19/02/2008 - 06:27h Por não pagar tendo dinheiro, justiça faz Prefeitura acertar dívida mais juros e multa
A decisão do Supremo Tribunal Federal, acompanhando decisão anterior do Tribunal de Contas do Município e da própria Câmara de vereadores, aprovando a gestão financeira da administração Marta Suplicy (Ver aqui no blog STF julga que Marta cumpriu a Lei de Responsabilidade Fiscal) não teve nenhuma menção no jornal O Estado de São Paulo. Nem uma mísera linha.
Mas mesmo assim esta nota de hoje vêm, indiretamente, confirmar a lisura da administração anterior e a manipulação feita na época por Serra, afirmando não ter dinheiro para pagar. A justiça condenou à irresponsabilidade da demagogia do PSDB. Leia a seguir o artigo do jornal O Estado de São Paulo
Justiça obriga Kassab pagar dívida da gestão Marta
William Glauber
A Justiça condenou a Prefeitura a pagar, de imediato, cerca de R$ 15 milhões por serviços prestados pela construtora Camargo Corrêa na gestão Marta Suplicy (PT). A juíza Luciana Almeida Prado Bresciani, da 1ª Vara da Fazenda Pública, determinou também a aplicação de juros e correção sobre o valor de R$ 8,9 milhões referente a obras de infra-estrutura em Jurubatuba, zona sul, em 2004. A Prefeitura, por meio de nota, disse que recorrerá da decisão.

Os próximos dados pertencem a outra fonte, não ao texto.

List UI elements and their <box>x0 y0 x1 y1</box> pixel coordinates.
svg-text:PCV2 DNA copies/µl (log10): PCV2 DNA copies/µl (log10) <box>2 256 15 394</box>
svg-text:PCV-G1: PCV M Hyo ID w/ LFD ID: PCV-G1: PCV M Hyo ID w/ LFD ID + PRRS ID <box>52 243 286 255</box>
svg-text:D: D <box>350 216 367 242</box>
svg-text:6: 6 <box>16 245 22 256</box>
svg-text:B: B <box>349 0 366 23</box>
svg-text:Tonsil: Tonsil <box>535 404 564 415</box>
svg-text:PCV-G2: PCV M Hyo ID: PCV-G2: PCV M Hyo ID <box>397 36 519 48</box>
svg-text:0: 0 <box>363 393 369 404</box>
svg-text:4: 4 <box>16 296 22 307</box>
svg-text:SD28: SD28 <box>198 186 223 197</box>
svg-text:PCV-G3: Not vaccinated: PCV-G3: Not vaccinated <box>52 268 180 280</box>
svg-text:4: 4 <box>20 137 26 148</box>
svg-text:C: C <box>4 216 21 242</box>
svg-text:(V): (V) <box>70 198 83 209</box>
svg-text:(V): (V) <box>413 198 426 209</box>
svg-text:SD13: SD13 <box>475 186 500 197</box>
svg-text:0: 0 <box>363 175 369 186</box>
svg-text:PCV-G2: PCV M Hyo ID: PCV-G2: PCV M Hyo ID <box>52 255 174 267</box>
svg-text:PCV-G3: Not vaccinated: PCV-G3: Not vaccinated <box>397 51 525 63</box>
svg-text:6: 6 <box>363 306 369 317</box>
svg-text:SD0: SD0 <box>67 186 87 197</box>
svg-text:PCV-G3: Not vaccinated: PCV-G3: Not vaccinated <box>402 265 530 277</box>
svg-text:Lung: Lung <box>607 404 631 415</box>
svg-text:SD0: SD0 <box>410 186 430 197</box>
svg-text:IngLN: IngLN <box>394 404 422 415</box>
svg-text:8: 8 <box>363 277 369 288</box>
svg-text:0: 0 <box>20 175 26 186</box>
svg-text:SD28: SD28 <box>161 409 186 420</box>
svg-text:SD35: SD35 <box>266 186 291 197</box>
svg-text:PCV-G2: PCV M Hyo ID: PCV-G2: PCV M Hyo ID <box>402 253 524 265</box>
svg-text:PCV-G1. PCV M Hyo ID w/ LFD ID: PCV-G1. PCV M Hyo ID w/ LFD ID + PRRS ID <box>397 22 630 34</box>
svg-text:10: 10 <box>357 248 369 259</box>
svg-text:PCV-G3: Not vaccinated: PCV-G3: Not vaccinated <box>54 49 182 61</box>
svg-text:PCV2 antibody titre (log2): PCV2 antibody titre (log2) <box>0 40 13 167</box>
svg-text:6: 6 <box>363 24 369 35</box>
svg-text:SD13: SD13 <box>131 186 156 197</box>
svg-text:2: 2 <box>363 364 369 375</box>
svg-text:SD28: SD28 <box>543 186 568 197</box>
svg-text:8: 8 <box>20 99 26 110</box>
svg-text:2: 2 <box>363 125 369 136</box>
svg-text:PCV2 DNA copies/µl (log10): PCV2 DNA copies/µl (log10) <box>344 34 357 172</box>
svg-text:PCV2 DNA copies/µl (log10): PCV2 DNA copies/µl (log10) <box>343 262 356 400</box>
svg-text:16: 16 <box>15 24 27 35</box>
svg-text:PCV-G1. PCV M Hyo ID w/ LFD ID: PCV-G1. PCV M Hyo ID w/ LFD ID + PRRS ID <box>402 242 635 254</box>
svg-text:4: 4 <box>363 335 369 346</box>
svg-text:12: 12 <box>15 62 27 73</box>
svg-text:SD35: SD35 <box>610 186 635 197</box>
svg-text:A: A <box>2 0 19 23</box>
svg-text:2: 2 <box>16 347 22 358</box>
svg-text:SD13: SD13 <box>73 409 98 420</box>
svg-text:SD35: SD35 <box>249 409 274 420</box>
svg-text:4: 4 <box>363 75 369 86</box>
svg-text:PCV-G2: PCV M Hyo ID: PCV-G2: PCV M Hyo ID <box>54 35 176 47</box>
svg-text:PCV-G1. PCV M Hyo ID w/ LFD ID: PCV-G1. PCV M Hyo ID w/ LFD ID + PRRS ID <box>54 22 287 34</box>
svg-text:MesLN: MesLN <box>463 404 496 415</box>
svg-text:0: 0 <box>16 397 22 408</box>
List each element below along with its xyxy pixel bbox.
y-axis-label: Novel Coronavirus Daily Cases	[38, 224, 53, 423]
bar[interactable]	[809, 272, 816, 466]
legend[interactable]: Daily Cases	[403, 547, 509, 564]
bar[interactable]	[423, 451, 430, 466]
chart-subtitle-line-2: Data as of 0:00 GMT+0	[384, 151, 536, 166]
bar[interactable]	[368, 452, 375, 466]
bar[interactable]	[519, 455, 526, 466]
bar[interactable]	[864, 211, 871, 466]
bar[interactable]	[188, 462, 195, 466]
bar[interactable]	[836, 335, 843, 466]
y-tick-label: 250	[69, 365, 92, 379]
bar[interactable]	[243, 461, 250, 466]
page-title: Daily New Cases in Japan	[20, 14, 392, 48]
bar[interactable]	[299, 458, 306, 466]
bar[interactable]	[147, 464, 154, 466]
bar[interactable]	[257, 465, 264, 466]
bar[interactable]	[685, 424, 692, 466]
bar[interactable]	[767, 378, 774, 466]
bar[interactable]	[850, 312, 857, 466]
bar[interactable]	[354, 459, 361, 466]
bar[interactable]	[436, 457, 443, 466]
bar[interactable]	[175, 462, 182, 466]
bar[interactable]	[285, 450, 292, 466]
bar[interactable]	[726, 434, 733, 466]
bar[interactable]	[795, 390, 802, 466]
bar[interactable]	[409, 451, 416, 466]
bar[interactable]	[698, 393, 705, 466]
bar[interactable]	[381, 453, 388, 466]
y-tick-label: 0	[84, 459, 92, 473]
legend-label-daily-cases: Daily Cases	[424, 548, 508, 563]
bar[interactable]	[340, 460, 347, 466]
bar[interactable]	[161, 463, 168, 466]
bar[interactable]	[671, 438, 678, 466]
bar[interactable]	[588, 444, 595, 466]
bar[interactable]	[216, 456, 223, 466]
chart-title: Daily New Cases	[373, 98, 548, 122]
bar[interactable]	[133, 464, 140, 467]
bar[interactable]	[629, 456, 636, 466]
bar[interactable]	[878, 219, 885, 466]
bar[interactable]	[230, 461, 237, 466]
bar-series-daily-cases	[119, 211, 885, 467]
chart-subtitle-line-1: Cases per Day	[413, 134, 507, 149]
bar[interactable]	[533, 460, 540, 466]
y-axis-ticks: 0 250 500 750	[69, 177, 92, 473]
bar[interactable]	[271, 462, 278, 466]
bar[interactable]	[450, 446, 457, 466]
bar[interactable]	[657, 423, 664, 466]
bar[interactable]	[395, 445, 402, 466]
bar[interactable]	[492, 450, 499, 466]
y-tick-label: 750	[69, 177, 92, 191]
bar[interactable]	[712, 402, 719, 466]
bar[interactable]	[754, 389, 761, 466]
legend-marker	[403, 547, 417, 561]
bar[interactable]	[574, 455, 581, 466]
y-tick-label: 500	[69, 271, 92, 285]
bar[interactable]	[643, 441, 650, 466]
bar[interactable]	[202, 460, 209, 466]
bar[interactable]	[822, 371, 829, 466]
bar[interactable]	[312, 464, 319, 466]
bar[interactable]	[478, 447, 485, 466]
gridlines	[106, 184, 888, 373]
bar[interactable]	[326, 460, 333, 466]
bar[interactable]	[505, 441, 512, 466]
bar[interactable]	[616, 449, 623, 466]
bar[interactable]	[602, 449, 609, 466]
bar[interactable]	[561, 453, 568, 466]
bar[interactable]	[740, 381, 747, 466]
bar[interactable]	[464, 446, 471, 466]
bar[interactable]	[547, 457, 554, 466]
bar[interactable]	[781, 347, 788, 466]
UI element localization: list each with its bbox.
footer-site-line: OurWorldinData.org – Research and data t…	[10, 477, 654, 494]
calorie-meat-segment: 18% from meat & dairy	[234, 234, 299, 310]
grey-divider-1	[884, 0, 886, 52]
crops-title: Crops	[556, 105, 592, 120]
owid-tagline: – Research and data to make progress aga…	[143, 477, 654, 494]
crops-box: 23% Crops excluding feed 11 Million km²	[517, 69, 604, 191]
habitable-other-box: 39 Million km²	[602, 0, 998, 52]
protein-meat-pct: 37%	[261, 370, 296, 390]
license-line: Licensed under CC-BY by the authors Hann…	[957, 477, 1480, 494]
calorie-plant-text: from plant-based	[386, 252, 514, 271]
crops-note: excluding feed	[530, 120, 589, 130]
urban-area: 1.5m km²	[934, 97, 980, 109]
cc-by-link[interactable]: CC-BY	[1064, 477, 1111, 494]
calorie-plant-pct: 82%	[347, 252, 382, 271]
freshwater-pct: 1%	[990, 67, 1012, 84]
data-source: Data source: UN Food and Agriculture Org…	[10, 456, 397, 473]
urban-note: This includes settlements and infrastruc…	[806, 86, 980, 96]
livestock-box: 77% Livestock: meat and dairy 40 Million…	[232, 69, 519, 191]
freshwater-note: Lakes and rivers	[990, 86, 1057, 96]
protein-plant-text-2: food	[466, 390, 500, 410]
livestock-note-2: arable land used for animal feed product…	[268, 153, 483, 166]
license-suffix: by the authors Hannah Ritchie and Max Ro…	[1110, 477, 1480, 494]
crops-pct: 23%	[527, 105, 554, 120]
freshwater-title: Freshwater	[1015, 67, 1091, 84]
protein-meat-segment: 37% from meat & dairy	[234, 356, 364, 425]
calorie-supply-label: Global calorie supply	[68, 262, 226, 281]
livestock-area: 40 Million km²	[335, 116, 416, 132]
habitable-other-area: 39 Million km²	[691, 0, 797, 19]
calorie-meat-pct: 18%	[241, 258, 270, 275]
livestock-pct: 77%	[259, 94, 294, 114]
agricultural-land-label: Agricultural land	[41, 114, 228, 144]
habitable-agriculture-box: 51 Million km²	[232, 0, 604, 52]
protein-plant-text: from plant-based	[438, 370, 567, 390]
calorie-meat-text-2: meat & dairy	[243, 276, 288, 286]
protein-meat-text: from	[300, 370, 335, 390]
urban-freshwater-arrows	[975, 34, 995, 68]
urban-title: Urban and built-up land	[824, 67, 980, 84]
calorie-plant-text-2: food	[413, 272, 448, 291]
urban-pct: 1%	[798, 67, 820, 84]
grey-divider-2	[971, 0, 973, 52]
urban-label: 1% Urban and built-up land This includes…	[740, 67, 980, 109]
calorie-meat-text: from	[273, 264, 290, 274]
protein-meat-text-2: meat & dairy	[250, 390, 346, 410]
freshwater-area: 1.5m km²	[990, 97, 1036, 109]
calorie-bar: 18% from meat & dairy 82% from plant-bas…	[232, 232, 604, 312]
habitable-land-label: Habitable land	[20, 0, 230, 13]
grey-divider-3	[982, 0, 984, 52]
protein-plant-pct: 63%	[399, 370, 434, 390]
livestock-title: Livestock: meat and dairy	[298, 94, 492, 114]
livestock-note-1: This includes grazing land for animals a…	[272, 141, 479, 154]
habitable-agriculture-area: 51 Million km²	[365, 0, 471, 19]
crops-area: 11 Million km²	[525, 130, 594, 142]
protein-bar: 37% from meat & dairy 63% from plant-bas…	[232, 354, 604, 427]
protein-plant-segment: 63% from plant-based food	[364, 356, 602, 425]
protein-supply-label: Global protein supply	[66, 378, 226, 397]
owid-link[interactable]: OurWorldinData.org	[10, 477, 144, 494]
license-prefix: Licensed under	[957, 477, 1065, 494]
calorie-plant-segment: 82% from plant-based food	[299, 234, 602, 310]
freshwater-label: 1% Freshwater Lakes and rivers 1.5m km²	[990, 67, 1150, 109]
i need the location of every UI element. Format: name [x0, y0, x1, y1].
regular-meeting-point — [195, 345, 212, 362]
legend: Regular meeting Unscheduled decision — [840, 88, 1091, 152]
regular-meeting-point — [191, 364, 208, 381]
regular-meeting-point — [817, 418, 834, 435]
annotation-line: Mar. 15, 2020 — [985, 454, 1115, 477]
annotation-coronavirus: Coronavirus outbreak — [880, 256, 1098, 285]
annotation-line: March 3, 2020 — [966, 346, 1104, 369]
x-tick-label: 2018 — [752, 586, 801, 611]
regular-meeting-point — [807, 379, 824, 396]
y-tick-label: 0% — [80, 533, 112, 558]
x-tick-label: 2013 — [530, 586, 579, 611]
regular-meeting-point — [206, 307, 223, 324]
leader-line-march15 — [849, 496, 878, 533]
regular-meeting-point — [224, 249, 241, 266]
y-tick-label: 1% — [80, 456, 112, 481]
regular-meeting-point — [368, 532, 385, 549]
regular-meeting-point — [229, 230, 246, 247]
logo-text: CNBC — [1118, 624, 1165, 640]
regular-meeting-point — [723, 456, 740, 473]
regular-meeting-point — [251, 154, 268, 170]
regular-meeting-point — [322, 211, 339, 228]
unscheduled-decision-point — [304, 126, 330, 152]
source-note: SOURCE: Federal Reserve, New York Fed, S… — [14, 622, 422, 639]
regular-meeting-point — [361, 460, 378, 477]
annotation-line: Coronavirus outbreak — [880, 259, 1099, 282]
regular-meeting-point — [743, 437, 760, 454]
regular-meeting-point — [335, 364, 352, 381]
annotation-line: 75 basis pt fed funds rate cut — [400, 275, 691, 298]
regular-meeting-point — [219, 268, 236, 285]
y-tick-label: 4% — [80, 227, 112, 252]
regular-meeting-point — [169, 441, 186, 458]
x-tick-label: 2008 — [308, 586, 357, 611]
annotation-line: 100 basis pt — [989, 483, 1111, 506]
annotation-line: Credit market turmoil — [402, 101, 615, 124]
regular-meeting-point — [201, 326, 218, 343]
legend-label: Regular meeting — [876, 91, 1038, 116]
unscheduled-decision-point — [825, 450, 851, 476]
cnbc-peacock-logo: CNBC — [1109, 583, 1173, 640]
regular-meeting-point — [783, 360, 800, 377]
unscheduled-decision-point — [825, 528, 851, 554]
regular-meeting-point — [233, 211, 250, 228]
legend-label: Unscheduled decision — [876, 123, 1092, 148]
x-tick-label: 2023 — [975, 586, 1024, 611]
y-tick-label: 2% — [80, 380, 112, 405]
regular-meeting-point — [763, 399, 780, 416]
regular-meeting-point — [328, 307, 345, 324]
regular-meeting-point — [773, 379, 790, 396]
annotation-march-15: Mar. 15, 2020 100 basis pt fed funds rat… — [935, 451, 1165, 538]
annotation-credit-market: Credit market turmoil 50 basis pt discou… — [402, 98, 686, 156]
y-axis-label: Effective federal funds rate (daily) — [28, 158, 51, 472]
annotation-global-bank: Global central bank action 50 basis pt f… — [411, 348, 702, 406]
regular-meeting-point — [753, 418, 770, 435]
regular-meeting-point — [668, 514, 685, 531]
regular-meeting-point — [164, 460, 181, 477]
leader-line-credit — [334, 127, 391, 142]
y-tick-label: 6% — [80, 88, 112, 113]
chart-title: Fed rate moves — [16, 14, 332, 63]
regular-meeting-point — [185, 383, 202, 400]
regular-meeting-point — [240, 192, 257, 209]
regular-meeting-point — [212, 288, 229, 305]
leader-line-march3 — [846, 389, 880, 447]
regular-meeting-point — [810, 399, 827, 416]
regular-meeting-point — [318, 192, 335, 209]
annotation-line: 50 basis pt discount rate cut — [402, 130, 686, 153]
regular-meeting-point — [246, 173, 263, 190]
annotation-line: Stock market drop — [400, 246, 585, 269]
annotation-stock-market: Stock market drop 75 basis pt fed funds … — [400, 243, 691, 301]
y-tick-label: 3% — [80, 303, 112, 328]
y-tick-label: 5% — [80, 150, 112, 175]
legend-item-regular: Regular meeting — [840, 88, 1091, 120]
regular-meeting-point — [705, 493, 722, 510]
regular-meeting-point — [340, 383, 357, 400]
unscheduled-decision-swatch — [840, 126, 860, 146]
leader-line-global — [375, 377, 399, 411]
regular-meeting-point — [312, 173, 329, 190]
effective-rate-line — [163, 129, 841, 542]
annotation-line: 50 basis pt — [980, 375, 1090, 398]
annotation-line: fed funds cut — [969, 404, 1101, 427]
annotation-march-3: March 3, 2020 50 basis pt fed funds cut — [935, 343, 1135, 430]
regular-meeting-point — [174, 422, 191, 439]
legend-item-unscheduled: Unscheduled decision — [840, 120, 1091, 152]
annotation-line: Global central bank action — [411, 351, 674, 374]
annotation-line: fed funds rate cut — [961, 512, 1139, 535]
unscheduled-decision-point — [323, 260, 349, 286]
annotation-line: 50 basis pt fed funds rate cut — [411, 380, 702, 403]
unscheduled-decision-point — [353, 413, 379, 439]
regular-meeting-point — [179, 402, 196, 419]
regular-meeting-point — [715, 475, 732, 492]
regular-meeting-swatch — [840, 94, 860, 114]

A Camargo Corrêa questionou portaria editada em 2005 pela atual gestão, que parcela em sete anos o pagamento de dívidas herdadas da gestão anterior. “A Prefeitura alegava na época insuficiência financeira, mas a situação mudou. A empresa tentou acordo, mas, em 2007, entramos com processo por cumprir as obras, mas não recebemos os precatórios (títulos de dívida pública)”, disse o advogado da construtora, Giuseppe Giamundo Neto.
Segundo Neto, a sentença, publicada sexta-feira, abre precedentes, porque a juíza determinou que o pagamento do precatório deve ser feito independentemente de um eventual recurso ao Tribunal de Justiça - medida considerada questionável por juristas. “Ela (a decisão) demonstra a intolerância com a protelação do pagamento por parte do poder público, que costuma se esquivar do cumprimento de obrigações.”